Sounds more of an user problem than a jellyfin problem? If they can’t remember their login I’ll just not add them to jellyfin.
@Decq @Jimmycakes ehh helping people every 6 months of so since they forgot their password. Isn’t that bad. I have 10 users and have had to tell people their password maybe four times over four years. Not that bad.
Well yes I know, but that kind of proofs a sign in link is not that important right? :) surely not a deal breaker as they postulated above.
Cool story bro you’re such a big man telling grandma she’s cut off. Tough guy over here. Absolute unit of a guy.
And this is why people use Plex.
I mean, all joking aside, I wish FOSS alternatives paid enough attention to UX and didn’t unironically run on this sort of mentality, because I do want good open source alternatives I can use without getting annoyed or having the other people I’m trying to give access telling me that they’re actually just gonna use the other thing if you don’t mind.
Exactly, we dont add them to jellyfin, we add them to plex because its easier for them lol.
Fair enough, i just have very limited patience for incompetence. if they cant figure out how to remember their user and password. I don’t want to have to deal with them at all.
The overall vast majority of everyone is completely tech illiterate. We can blame them for their lack of tech skills all we want but that won’t change anything. Jellyfin needs a better UX before it’s feasible to use over Plex when sharing libraries with other users.
Conversely, the average FOSS programmer has no idea how to either design for simplicity or document for the novice.
Yeah, being a novice in the FOSS scene can be extremely frustrating sometimes. It can very easily start feeling like you’re reading documentation for a plumbus, where every single sentence seems to introduce a new term you’re unfamiliar with. And it often assumes you’re already intimately familiar with how these new terms work. So even just reading the documentation for one specific thing often means having fifty different tabs open, as you also have to read documentation about a ton of dependencies or terms.
I actually think most of them do, it’s just that the simple designs aren’t universal enough to gain much traction in a FOSS community.
Let’s not act like a user and password is some revolutionary new technical concept. They can remember it for their email provider if they can access the plex link. So why jot jellyfin? I think the UX of Jellyfin is more than acceptable in this regard. Sure I wouldn’t mind they added this feature but i don’t see it as a must have.
Yeah, but since you basically need a VPN to share Jellyfin safely, you now also need to install and maintain that on their end
Username, password, and URL* Also the majority of users will be on a tv, where typing that in is a huge pain. Plex’s centralized auth makes it trivial to link with a browser or app on their phone so they can login.
URL into bookmark, username and password onto paper. Dont tell me they can’t do handwriting anymore.
TV? how did they log into their google account to begin with?
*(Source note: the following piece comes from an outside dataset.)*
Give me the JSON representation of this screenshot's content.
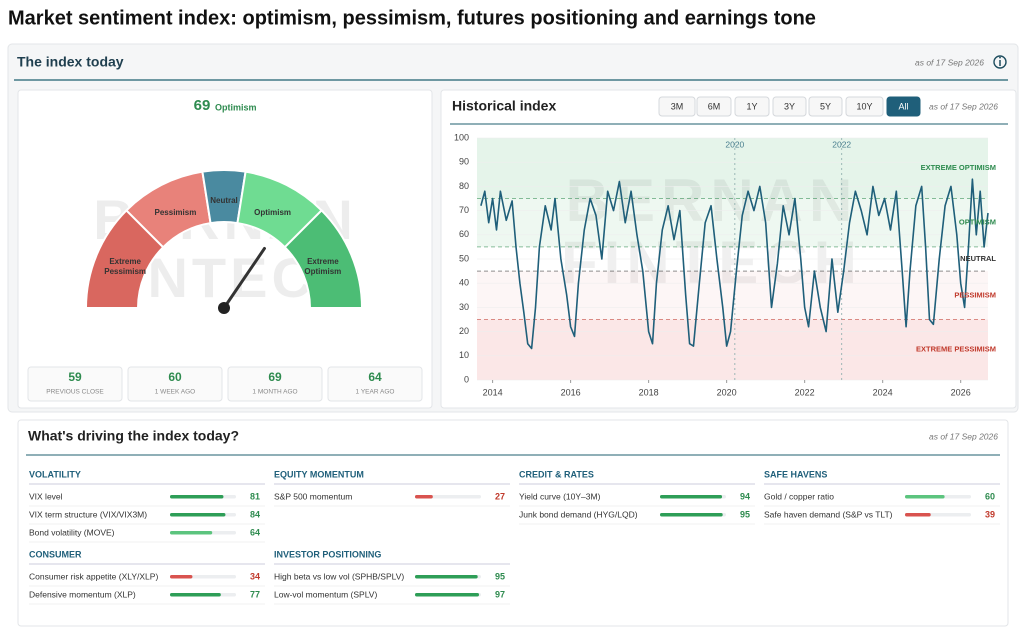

but also: they can log in first on the phone or anywhere else, then use quick connect for the TV… added bonus: phone is now a remote.
Jellyfin has a sign in through the app for tv. Which I tell them to use first. And URL is also nothing new. All this stuff are 30+ year old concepts by now. But to each his own!
I’m starting to think it acts as a nice filter. If they can’t grasp an URL + login, it would save me from tech support down the line.
I have atleast a dozen family members on mine that are more than double the age that 30+ year concept that don’t and never will manage to understand it. You can keep complaining about your own marginal effort, and I will keep preventing hundreds of dollars a month of wasted money by the people I love :)
I can tell you right now that something like a username and password is exceptionally difficult for most users. Many just have one password for every single application and if they need to use a different email or password, they will be stuck.
The vast overwhelming majority of users do not have password managers, do not know they exist, and will give up at the first sign of complexity. You’re too far into the weeds if you don’t conceptualize this.